Les faits de la cause, tels qu’ils ont été exposés par le requérant, peuvent se résumer comme suit.
A l’époque des faits, le requérant était candidat à l’investiture du parti ouvrier pour les élections municipales. Il visait le poste de maire de Balıkesir.
Le 20 février 2004, le requérant faxa un communiqué à des organes de presse.
Le 14 avril 2004, le tribunal d’instance pénal condamna le requérant à une peine d’emprisonnement de trois mois ainsi qu’à une amende de 111 401 000 anciennes livres turques (TRL[1] sur la base de l’article 49 de la loi no 298 et de l’article 43 de la loi no 2820. Cette peine fut commuée en une amende de 779 381 000 TRL[2].
Le 25 juin 2004, le tribunal correctionnel rejeta le recours en opposition formé contre la décision de condamnation laquelle devint ainsi définitive.
Le droit interne pertinent
L’article 49, paragraphe 2, de la loi no 298 sur les principes fondamentaux régissant les élections et les registres d’électeurs dispose que la campagne électorale ne peut commencer qu’à partir du matin du dixième jour précédant le jour des élections.
L’article 43 de la loi no 2820 sur les partis politiques interdit aux candidats l’organisation de réunions, que ce soit en plein air ou en salles fermées, visant à faire de la propagande, à moins que ces réunions ne consistent en des assemblements habituels ou traditionnels. Ladite disposition interdit aussi la propagande effectuée au moyen d’affiches, brochures ou tout autre type de document, ainsi que des bandes d’enregistrement audio-visuelles.
GRIEFS
Invoquant l’article 10 de la Convention et l’article 3 du Protocole no 1, le requérant allègue une atteinte à sa liberté d’expression ainsi qu’à son droit à des élections libres, car sa condamnation serait motivée par un communiqué de presse dont la teneur-même n’est pas mise en cause.

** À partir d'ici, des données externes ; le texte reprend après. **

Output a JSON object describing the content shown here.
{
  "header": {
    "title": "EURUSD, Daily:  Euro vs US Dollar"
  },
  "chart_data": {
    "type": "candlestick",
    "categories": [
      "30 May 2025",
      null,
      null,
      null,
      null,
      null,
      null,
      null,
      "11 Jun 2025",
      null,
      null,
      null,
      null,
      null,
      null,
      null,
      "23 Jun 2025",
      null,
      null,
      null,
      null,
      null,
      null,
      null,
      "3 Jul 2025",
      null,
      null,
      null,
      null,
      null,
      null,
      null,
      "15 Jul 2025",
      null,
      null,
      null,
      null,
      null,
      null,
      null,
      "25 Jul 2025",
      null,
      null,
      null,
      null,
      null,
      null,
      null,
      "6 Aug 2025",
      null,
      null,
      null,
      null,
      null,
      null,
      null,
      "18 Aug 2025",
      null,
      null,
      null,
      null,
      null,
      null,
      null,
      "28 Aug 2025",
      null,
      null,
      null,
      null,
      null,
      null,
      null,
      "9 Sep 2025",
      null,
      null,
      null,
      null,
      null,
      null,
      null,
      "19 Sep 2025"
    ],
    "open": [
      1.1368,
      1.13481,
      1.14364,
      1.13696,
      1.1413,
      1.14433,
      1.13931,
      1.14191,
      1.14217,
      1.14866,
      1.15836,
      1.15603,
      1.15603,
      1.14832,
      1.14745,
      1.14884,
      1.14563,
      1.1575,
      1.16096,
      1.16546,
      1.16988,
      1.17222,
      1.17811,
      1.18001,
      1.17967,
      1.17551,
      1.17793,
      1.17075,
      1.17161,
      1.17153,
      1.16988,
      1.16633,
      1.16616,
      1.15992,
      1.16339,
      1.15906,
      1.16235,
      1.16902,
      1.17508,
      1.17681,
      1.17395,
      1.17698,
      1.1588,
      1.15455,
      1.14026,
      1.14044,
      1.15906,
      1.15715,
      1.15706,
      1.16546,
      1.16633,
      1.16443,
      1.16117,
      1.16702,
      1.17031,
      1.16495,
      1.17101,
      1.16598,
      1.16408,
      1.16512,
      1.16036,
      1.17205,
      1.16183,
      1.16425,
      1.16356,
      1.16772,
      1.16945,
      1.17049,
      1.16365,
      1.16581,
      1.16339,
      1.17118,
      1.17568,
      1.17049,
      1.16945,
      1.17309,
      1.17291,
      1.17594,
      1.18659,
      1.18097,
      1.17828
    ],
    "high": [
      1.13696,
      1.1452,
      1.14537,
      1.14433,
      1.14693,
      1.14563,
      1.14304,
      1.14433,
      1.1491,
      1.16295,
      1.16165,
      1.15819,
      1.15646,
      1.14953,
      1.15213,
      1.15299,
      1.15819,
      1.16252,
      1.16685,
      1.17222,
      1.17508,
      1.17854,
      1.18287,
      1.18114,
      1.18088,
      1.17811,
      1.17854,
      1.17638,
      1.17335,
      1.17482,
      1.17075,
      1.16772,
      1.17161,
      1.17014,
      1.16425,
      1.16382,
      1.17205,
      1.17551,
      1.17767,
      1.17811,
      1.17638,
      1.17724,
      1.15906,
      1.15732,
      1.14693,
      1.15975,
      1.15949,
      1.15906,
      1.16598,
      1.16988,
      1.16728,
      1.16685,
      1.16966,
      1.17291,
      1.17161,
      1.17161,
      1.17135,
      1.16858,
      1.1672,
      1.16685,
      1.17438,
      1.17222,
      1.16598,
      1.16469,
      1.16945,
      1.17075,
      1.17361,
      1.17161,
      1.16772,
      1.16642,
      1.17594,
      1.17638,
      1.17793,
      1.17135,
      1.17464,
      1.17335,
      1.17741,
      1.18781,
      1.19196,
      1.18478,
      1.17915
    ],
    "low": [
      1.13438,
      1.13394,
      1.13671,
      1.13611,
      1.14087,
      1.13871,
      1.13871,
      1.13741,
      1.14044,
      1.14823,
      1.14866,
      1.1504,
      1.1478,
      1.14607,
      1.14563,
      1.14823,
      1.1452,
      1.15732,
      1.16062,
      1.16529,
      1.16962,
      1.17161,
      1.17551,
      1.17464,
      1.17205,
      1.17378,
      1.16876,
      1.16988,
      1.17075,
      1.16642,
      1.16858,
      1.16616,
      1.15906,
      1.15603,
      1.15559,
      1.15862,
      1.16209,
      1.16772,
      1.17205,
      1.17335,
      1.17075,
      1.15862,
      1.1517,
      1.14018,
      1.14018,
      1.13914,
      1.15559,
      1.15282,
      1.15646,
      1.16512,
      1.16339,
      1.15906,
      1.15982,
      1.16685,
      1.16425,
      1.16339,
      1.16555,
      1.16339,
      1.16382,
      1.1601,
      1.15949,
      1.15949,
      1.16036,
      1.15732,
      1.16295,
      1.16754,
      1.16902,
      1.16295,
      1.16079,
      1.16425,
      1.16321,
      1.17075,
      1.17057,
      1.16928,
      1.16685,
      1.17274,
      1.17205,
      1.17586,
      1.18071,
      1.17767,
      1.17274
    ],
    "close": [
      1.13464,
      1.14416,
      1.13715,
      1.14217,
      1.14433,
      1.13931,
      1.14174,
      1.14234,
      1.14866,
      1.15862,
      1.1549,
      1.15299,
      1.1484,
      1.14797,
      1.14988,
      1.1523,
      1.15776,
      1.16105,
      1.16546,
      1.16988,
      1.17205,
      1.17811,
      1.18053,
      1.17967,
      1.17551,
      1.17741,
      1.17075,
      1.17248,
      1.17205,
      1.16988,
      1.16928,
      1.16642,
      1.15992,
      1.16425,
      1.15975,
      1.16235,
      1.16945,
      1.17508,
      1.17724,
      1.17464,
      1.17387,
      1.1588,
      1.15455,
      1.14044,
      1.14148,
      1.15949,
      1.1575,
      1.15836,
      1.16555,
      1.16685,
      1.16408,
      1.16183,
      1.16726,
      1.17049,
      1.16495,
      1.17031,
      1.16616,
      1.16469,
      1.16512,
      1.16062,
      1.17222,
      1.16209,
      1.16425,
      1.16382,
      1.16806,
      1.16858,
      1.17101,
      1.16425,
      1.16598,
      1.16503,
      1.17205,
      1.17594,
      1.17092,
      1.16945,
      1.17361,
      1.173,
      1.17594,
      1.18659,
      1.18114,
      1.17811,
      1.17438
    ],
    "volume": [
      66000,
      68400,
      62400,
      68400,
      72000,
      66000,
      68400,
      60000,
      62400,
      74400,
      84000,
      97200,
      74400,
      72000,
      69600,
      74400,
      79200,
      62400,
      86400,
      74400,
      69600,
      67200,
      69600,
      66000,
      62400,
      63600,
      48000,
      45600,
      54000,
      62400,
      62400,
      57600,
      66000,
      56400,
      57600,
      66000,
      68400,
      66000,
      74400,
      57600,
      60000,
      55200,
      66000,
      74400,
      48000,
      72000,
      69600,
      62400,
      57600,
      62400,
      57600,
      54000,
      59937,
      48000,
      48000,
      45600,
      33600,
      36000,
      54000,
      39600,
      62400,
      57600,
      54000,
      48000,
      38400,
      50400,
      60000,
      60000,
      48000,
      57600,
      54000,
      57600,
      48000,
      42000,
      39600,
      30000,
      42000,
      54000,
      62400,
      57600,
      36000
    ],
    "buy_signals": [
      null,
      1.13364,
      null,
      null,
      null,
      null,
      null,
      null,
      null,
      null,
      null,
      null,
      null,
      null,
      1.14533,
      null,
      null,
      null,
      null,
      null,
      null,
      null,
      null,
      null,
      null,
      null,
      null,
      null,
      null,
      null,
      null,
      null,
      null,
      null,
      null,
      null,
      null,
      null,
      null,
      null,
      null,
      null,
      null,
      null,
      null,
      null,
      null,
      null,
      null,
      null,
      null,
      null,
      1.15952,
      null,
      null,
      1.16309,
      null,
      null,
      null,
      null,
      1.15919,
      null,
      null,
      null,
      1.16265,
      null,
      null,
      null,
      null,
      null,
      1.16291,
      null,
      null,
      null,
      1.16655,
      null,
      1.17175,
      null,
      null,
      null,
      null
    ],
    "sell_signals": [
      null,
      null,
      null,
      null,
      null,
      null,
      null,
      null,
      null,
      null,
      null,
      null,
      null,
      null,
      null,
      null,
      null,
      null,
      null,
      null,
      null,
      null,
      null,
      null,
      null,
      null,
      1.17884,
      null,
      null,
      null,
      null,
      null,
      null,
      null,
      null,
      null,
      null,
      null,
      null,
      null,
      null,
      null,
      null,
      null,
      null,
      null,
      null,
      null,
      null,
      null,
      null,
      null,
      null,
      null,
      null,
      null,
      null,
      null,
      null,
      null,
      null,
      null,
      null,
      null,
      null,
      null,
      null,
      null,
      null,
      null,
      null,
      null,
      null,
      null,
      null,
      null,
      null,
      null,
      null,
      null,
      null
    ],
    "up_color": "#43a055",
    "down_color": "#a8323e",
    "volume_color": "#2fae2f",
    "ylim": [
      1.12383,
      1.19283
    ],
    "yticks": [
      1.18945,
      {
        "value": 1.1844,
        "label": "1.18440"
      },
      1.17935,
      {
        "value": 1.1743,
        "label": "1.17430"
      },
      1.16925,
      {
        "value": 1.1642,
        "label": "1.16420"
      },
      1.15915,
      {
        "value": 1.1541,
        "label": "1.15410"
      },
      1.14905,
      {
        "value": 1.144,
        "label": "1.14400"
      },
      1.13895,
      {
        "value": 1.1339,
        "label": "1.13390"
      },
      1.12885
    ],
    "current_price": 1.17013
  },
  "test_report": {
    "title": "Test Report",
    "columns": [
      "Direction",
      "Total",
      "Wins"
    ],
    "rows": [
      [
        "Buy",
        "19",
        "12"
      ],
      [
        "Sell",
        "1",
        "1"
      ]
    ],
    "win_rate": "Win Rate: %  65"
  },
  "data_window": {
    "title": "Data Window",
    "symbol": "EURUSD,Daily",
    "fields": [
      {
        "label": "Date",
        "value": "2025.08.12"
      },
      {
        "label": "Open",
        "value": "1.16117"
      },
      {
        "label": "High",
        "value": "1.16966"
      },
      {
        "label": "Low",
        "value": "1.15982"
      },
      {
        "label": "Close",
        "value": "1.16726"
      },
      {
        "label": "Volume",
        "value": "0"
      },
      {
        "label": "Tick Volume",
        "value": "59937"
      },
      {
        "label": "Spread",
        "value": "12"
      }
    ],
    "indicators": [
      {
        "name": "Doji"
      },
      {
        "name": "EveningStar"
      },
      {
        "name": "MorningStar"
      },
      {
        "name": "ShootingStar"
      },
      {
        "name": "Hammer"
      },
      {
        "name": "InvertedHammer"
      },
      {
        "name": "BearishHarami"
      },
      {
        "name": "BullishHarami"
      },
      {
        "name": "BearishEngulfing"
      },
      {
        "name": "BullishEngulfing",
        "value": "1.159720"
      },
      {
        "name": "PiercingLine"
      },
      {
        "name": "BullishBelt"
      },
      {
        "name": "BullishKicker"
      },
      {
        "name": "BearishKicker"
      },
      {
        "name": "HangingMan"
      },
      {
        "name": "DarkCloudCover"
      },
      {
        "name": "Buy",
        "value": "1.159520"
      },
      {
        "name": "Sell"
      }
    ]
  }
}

Se fondant sur l’article 14, le requérant maintient que la condamnation en question constitue une discrimination visant le parti politique auquel il a adhéré.
QUESTION AU GOUVERNEMENT
Y a-t-il eu atteinte à la liberté d’expression du requérant au sens de l’article 10 § 1 de la Convention, eu égard à sa condamnation au pénal pour avoir faxé un communiqué à la presse avant le commencement du délai légal de la campagne électorale ?
[1]. Selon le taux de change de la Banque Centrale du 14 avril 2004, 111 401 000 TRL correspond à une somme de 69 EUR.
[2]. 779 381 000 TRL correspond à environ 486 EUR.